For long car rides or flights, packing entertainment for the kids is crucial. Luckily, we live in an age where you can store a ton of games and books on tablets. Villano has a kindle for each kid and loads them up with lots of books. He also recommends some old-school entertainment, such as construction paper and tape to craft novelties like paper chains.

“We always bring Rory’s Story Cubes as fodder for storytelling games,” Villano says. “Each of the nine dice has different pictures on the faces. You roll the dice and then you tell a story that incorporates all nine images.”

Another good investment is quality headphones. Not only will the kids use them for their tablets, but odds are they will be compatible with seatback in-flight entertainment.

Even if you restrict tablet usage, we’d still recommend bringing them on longer trips. So, load ‘em up and, of course, don’t forget to charge them.

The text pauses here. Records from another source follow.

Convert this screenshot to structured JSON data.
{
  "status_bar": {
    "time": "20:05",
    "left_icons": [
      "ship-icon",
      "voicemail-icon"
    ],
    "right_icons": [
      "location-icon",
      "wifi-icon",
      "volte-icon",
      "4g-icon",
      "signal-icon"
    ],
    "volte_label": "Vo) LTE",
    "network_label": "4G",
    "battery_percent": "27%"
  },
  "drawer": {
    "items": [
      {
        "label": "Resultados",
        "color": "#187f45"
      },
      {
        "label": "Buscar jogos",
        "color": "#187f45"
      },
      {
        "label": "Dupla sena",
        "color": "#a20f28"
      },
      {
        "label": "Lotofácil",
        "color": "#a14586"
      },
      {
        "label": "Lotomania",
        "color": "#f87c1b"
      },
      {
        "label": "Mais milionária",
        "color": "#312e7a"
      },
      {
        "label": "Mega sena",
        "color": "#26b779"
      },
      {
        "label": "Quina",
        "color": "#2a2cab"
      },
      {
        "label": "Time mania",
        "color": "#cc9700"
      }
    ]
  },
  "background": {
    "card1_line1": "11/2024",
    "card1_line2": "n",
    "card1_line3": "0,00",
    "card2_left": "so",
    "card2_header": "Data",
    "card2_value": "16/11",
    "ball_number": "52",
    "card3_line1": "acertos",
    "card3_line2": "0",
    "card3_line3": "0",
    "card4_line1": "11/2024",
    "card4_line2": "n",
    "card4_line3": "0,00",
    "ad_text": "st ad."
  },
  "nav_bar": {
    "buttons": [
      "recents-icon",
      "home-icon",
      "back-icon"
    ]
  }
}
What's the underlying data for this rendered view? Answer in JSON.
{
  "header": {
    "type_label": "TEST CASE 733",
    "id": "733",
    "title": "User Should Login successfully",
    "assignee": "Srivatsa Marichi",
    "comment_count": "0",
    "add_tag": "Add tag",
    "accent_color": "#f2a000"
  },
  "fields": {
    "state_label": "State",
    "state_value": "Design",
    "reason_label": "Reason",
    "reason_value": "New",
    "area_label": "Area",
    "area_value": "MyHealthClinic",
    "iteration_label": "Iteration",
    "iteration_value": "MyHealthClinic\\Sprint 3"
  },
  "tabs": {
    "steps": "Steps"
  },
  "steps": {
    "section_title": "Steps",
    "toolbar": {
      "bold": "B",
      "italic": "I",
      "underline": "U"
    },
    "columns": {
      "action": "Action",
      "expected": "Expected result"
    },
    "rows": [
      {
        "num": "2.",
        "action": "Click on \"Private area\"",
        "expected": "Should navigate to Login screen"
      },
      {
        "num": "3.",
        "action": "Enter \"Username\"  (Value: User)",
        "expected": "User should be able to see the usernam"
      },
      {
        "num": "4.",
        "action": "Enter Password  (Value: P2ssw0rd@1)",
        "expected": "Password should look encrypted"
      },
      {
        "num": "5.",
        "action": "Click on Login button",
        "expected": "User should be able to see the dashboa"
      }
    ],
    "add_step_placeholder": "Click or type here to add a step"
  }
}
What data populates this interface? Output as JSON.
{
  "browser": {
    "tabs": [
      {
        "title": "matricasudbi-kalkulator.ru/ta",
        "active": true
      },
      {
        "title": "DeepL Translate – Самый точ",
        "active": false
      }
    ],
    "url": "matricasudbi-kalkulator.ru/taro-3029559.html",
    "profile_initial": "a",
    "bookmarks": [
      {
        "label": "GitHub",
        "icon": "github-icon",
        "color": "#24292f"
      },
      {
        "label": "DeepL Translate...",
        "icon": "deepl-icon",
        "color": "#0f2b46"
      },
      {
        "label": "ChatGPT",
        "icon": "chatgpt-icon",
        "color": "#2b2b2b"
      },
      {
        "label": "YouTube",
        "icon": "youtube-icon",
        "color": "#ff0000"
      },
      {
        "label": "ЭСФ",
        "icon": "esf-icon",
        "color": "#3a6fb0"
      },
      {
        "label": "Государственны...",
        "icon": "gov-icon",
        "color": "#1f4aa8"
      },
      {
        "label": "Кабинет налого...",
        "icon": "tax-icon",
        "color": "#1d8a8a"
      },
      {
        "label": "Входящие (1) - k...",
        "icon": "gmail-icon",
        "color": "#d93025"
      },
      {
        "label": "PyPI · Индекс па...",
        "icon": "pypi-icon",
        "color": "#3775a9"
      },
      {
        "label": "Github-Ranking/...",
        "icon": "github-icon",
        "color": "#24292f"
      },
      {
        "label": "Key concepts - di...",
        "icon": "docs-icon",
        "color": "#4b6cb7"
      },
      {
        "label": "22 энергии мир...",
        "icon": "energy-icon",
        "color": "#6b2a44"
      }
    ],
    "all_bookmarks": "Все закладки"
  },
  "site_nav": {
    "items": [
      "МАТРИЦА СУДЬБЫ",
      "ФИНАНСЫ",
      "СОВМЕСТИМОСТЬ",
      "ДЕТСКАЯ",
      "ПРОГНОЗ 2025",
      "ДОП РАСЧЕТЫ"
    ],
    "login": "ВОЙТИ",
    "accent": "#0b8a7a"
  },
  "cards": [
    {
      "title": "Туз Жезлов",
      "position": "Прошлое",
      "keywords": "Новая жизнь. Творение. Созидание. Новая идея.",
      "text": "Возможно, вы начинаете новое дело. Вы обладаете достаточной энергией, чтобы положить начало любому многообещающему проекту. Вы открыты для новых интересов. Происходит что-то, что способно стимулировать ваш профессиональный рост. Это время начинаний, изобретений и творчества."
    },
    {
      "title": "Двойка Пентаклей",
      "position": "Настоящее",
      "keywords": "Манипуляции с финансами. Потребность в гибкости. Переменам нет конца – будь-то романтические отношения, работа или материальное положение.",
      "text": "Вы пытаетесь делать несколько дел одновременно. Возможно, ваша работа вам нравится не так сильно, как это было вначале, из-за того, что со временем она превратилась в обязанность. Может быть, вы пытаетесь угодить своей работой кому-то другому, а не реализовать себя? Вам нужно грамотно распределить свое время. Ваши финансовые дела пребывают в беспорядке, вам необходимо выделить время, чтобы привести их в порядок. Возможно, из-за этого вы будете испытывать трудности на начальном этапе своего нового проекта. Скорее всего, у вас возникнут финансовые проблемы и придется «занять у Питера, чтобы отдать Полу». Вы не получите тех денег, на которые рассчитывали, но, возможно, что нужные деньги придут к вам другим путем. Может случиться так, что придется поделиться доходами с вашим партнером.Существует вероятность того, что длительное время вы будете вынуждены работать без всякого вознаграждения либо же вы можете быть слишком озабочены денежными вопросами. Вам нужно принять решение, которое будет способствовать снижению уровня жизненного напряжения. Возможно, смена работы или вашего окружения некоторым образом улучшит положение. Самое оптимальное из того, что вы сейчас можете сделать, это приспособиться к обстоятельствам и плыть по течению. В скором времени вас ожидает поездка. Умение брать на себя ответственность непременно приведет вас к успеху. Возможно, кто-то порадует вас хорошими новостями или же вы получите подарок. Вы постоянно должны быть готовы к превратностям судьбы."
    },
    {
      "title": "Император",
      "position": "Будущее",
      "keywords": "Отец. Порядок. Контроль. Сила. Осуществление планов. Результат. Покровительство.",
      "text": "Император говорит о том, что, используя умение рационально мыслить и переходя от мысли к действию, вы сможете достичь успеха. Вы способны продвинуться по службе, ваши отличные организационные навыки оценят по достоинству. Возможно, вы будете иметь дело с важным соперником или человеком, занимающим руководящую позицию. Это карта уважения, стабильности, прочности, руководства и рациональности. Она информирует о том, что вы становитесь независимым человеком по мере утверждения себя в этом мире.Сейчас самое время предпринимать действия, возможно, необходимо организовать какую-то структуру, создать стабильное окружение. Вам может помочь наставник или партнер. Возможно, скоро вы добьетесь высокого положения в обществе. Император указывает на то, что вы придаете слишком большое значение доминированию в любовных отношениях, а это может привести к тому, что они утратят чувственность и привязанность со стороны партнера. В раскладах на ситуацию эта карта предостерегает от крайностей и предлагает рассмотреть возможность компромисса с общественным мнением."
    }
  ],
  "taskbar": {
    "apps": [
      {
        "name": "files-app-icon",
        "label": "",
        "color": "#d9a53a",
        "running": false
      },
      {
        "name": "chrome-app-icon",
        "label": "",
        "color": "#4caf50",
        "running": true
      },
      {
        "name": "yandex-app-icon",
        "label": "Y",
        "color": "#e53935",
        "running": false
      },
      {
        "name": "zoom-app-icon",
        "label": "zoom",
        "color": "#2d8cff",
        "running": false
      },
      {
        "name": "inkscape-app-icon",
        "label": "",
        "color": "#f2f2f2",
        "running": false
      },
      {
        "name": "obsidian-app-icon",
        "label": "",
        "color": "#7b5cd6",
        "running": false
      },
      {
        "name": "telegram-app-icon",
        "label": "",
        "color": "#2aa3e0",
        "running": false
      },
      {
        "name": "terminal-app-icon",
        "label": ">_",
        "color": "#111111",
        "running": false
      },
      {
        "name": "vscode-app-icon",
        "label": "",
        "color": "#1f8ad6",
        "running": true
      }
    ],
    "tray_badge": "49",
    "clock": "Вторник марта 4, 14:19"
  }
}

INSIDER TIPStock up on your offline activities and games before your trip. Airports do sell little books and coloring sets for kids but at a marked-up airport price.


This is an area of packing where children travel lighter than adults, especially me since sometimes I pack both a flat iron and curling iron (not to mention an embarrassing amount of skin products). Children, however, only need a few essentials, such as toothbrush and toothpaste, body wash, and sunscreen. Babies may require some other toiletries like diaper rash cream, and everyone can benefit from a travel-sized tube of Aquaphor. I also pack a little first aid kit with a thermometer, Motrin, Benadryl, hydrocortisone, and Band-Aids.

INSIDER TIPThe only thing worse than getting sick on vacation is having a sick child on vacation. To stay healthy while traveling, make sure your kids are washing their hands with soap and water before they eat and after they’ve hit the playground or public park. If you can’t get soap and water, Dr. Noel Salyer of Pacific Ocean Pediatrics in Santa Monica, California,  recommends using a baby wipe on the hands, followed by hand sanitizer. A mom of three, Salyer also recommends wiping down the seat tray on the airplane before setting up the toys or snacks.